La prima volta che ho sentito parlare di Angiolino Maule è stato leggendo “Le vie del vino”. Jonathan Nossiter parla di lui con simpatia, e racconta di una bottiglia di Pico ,con le sue imperfezioni, come di un paradiso perduto. Raccogliendo altre informazioni, mi ero fatto un’idea di un tipo originale, forse un po’ chiuso nella sua ricerca ostinata della “naturalità” del vino.
Arrivo in azienda di mattina presto, sembra sorpreso di vedermi lì, poi mi fa entrare in cantina ed ascolta in silenzio il motivo della mia visita. A quel punto decide di portarmi in casa, mi presenta la moglie Rosamaria e mi offre un caffè. Comincia subito a raccontarmi la sua storia, di quando pizzaiolo sognava di avere un’azienda tutta sua. Nell’ ’84 acquista i terreni sulle colline di Sorio di Gambellara, in provincia di Vicenza, e costruisce casa e cantina. Nell’ ’88 le prime bottiglie di “Sassaia”, da uve Garganega.
Si scontra subito con una realtà produttiva molto diversa da quella sognata; in quegli anni non si lavora per fare un buon vino, ma per produrre tanta uva, a qualunque costo. Troppi trattamenti in vigneto, troppe concimazioni, troppi interventi in cantina.
Comincia così un percorso tutto suo, aiutato dal produttore friulano Josko Gravner, e diventa un riferimento per tutto il mondo dei vignaioli “naturali”.
Le parole d’ordine sono: no a diserbanti, antiparassitari e concimi chimici, riduzione dell’uso di rame e zolfo, vigneti inerbiti, uve raccolte a mano, fermentazioni spontanee, no a micro-ossigenazioni, limitazione della solforosa, cercando di eliminarla del tutto.
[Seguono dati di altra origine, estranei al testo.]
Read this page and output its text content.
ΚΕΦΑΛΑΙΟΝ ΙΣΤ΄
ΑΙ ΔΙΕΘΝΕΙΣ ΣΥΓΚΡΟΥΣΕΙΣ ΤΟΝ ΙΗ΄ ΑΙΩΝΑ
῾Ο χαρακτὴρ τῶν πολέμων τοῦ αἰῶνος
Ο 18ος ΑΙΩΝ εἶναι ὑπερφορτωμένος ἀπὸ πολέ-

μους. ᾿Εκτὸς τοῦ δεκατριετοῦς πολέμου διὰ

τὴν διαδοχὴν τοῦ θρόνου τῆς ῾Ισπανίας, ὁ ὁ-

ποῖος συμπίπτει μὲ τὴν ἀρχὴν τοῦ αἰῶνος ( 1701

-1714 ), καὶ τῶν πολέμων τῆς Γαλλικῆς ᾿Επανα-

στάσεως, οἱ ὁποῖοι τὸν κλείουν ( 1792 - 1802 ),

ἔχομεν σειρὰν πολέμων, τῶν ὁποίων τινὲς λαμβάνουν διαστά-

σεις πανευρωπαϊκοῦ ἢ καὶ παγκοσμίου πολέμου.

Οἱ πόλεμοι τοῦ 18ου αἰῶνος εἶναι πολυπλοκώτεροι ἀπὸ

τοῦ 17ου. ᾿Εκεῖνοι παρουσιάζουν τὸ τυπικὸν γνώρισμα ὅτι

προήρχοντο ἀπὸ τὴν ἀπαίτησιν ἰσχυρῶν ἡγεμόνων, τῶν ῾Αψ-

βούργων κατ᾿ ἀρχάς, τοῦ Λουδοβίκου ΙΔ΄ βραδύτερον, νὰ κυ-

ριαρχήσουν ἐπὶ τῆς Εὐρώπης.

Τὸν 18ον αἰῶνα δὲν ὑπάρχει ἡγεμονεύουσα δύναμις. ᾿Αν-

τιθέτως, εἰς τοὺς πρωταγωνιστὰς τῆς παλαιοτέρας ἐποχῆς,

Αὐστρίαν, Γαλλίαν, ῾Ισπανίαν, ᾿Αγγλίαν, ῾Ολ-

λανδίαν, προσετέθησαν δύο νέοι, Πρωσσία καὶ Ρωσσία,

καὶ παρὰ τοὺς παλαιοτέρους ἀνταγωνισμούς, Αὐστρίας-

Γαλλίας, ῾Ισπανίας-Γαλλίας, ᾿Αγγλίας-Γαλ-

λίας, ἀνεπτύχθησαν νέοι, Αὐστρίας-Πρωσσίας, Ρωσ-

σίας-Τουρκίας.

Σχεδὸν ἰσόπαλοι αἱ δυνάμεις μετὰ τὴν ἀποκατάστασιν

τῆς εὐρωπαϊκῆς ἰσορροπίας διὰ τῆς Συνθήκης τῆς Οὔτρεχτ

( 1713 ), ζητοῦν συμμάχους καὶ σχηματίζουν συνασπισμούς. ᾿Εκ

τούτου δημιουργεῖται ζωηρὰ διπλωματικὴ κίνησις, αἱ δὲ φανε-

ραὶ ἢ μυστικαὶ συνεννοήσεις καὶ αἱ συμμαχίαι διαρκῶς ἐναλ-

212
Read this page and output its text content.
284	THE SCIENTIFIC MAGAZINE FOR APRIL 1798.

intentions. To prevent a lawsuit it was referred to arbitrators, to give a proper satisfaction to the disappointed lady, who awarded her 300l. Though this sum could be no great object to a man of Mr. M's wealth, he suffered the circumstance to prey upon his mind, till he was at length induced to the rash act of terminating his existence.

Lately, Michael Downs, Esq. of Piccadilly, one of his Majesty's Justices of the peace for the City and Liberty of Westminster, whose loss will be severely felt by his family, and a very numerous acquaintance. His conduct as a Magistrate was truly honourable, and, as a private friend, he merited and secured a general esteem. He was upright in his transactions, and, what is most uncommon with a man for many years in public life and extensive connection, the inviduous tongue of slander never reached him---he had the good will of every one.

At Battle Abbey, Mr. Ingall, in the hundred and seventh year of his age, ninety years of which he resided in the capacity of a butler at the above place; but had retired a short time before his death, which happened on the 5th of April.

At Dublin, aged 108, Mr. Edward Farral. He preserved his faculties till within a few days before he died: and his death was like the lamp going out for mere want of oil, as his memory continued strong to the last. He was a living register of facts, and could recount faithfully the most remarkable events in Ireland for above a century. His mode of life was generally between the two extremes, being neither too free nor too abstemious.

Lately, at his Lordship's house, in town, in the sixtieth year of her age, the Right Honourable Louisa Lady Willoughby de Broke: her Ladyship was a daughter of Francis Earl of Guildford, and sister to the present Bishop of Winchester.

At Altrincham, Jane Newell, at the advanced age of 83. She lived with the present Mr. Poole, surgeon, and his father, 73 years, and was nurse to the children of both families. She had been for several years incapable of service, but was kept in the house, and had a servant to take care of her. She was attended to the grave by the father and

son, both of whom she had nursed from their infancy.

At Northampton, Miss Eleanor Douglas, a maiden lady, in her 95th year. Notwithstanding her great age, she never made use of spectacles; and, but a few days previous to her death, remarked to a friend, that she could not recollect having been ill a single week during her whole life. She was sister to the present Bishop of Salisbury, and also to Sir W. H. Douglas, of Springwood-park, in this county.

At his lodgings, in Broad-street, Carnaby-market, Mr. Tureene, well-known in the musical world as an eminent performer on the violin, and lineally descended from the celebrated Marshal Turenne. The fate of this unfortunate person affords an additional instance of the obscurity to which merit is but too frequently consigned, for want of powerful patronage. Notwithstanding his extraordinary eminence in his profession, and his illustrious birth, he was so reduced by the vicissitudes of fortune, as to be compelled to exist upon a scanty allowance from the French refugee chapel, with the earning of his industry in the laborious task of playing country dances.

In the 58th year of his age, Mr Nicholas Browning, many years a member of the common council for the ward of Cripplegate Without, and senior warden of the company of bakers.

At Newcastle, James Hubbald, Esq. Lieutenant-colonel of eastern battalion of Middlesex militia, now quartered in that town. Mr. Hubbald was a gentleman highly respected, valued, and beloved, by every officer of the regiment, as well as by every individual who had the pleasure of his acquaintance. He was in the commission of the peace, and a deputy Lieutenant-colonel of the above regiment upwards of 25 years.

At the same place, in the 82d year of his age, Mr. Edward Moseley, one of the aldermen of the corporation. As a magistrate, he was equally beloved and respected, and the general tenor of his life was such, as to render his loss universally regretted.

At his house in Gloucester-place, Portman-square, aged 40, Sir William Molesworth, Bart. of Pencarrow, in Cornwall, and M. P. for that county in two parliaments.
Ovviamente queste prese di posizione hanno provocato polemiche, contrasti e scissioni fra diverse scuole di pensiero. Oggi il vino naturale è una realtà consolidata, e l’associazione VinNatur ne è la prova.
Mentre parliamo, guardo Angiolino e penso che non corrisponde all’idea che mi ero fatto di lui. Non è un dogmatico, ma uno sperimentatore. Nato in altre circostanze, avrebbe potuto essere un professore universitario. Si pone domande, e cerca risposte nella sua vigna.
Mi porta a vistare l’azienda, ed alla spicciolata incontriamo i figli Francesco, Alessandro e Tommaso. Lavorano tutti con lui, e sembrano felici. Lui lo è di sicuro di averli con sé.
Più che del vino mi parla del terreno, e delle cure che gli dedica. Mi pare sia fatto anche lui di questa terra vulcanica.
Mi invitano a pranzo, faccio finta di resistere e poi ovviamente accetto. L’atmosfera è molto bella, di famiglia unita, un’aria un po’ anni ’50 (dov’è che ancora si pranza tutti insieme?), il“Pico” mi scalda e mi smuove qualcosa dentro, e penso che Angiolino trent’anni fa ha fatto la scelta giusta.